John Coldrey QC was born in Melbourne on January 18 1942 and educated at Essendon High School and the University of Melbourne where he graduated in law and arts. While at school, he was captain of the school debating and hockey teams, appeared on Channel 7’s “Parliament of Youth” and was school cross-country champion. He also received the Ian Colquhoun Memorial Prize for Citizenship.
During his university days, John edited the law students magazine “Summons”, represented the University at Intervarsity hockey and worked as fruit picker, aircraft cleaner, labourer in the Victorian Railways goods yards, waiter, shop assistant and part time English teacher at Essendon High School.
He has been a member of the Victorian Bar since 1966, signing the Bar Roll that year in June, and reading with Kevin Coleman (later a County Court judge). John was also a part-time teaching fellow in family law and criminal law at Monash University during the late 1960s.
During John’s years at the Bar, he was a member of the Victorian Bar News editorial committee ((1975-1982 and 1986-1990). Additionally, he wrote and directed a number of Bar reviews between 1971 - 1975. He was part of the first Western legal delegation to visit China in 1976.
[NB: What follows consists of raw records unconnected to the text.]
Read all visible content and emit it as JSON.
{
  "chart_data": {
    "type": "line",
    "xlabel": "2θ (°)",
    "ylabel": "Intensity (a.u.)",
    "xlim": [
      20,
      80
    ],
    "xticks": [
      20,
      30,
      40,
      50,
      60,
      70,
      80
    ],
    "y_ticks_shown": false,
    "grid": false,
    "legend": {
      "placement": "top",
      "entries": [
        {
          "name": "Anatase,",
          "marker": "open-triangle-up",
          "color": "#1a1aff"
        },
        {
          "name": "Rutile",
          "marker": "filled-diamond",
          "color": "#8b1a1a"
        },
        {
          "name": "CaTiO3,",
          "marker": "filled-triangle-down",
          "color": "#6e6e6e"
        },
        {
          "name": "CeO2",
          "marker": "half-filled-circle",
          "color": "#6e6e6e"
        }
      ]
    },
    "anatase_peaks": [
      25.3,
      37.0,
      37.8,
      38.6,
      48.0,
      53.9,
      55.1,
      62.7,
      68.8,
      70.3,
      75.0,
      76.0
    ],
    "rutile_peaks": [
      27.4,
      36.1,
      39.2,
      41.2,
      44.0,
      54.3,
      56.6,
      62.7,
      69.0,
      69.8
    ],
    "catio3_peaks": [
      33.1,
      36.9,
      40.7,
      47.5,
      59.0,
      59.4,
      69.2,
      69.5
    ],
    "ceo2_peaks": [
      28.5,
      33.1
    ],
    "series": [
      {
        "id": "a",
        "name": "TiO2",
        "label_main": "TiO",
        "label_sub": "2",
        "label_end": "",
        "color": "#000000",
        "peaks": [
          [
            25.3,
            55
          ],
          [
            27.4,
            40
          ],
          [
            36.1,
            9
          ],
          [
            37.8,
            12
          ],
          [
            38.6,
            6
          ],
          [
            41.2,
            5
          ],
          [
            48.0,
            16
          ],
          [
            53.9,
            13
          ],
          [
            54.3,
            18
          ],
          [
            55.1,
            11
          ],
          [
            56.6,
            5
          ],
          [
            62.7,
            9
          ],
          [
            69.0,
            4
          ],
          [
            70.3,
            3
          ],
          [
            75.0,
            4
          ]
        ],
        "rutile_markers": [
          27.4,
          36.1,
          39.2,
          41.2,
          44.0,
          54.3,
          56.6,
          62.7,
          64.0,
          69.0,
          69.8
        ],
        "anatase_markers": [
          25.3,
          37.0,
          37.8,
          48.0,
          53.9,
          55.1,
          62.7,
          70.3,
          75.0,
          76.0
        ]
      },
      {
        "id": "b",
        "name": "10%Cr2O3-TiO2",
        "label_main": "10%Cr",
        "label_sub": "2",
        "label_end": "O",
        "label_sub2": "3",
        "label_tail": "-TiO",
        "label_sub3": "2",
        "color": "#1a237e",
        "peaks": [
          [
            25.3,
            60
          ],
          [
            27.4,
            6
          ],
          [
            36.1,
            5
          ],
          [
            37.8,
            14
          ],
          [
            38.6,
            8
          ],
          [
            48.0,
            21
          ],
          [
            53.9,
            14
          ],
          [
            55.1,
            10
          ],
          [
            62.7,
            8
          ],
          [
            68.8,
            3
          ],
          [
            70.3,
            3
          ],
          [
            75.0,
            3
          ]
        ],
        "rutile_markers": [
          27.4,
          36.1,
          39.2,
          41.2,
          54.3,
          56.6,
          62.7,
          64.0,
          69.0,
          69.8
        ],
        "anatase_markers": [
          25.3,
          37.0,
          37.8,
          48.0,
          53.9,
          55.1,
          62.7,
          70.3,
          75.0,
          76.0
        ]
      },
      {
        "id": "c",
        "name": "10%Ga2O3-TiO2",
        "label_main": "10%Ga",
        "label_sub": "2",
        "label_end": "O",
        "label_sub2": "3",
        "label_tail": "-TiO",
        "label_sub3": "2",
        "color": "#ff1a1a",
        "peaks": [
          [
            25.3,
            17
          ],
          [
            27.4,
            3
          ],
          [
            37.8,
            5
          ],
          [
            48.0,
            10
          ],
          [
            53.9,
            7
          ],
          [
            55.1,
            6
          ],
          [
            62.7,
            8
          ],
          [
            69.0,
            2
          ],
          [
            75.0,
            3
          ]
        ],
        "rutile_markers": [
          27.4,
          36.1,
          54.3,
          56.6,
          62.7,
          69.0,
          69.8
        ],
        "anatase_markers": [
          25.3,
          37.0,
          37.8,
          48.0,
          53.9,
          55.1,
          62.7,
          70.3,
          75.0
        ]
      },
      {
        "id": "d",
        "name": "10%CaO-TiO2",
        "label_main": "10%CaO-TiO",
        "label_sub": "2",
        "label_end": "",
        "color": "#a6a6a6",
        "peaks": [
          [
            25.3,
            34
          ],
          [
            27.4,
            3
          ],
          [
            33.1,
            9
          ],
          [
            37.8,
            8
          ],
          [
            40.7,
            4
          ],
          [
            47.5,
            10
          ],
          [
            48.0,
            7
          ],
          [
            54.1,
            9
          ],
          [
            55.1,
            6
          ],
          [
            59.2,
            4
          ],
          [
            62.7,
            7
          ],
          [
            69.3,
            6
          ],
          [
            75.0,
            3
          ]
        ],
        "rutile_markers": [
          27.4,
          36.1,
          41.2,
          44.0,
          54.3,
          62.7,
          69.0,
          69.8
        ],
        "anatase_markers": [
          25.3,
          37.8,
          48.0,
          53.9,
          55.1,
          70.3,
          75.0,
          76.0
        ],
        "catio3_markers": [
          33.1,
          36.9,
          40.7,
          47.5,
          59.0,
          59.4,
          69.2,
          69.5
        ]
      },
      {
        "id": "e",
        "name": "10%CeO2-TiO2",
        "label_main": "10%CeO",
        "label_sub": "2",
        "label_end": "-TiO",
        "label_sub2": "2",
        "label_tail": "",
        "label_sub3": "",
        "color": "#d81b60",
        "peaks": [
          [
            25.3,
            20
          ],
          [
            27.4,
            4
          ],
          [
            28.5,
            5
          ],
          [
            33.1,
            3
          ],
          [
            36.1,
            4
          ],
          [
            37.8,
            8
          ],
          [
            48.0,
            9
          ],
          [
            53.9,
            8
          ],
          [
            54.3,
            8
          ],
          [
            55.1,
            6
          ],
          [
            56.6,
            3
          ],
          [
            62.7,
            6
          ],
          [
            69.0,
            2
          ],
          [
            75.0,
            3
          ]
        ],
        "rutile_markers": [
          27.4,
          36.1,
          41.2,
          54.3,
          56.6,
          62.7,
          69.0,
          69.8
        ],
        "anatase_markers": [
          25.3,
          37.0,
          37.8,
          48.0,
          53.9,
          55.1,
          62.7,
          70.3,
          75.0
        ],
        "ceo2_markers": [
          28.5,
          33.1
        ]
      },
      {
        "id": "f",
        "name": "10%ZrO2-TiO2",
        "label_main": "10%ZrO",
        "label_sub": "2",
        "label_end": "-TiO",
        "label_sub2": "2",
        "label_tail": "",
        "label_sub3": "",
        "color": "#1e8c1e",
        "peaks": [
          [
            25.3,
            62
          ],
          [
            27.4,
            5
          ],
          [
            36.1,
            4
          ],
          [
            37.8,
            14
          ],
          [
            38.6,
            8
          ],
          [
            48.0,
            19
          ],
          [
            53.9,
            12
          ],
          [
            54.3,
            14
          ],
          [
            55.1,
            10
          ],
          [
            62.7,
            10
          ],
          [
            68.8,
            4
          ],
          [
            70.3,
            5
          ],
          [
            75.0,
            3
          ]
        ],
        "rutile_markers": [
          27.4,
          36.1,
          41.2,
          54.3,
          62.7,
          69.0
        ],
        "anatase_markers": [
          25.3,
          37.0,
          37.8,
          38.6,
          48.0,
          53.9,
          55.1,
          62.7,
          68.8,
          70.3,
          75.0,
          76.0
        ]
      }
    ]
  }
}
In 1982, John left Victoria with his family to work in the Northern Territory, as director of Legal Services at the Central Land Council. Together with a number of other lawyers (including Ron Castan QC and Ross Howie (now Judge Howie of the County Court), Mark Hird, Phillip Toyne (later Director of the Australian Conservation Foundation) and Mr Bruce Donald (subsequently the Chief Legal Adviser to the Australian Broadcasting Commission), John was involved in negotiating the grant of aboriginal title to Uluru.
Two years later (1984), John took silk, and became Victorian Director of Public Prosecutions (DPP). In that capacity he chaired the Consultative Committee on Police Powers of Investigation (1985-1990) which gave rise to major reforms of the criminal law.
He was made a judge of the Victorian Supreme Court in1991 and retired from the Supreme Court in April 2008.
Since 2005 until the present, John has been a member of the Board of Directors of the International Society for Reform of Criminal Law. At the conference of the Society in Montreal, Canada in 2004 (a conference involving 38 nations), John received the Gold Medal of the Society awarded in recognition of a major contribution towards criminal law reform.
He has been married since 1966 to Karin, with two daughters, Anita and Vanessa. His hobbies were originally hockey and yachting, but have reduced to writing and travel; clubs Melbourne Cricket, Olive, and Melbourne University Hockey.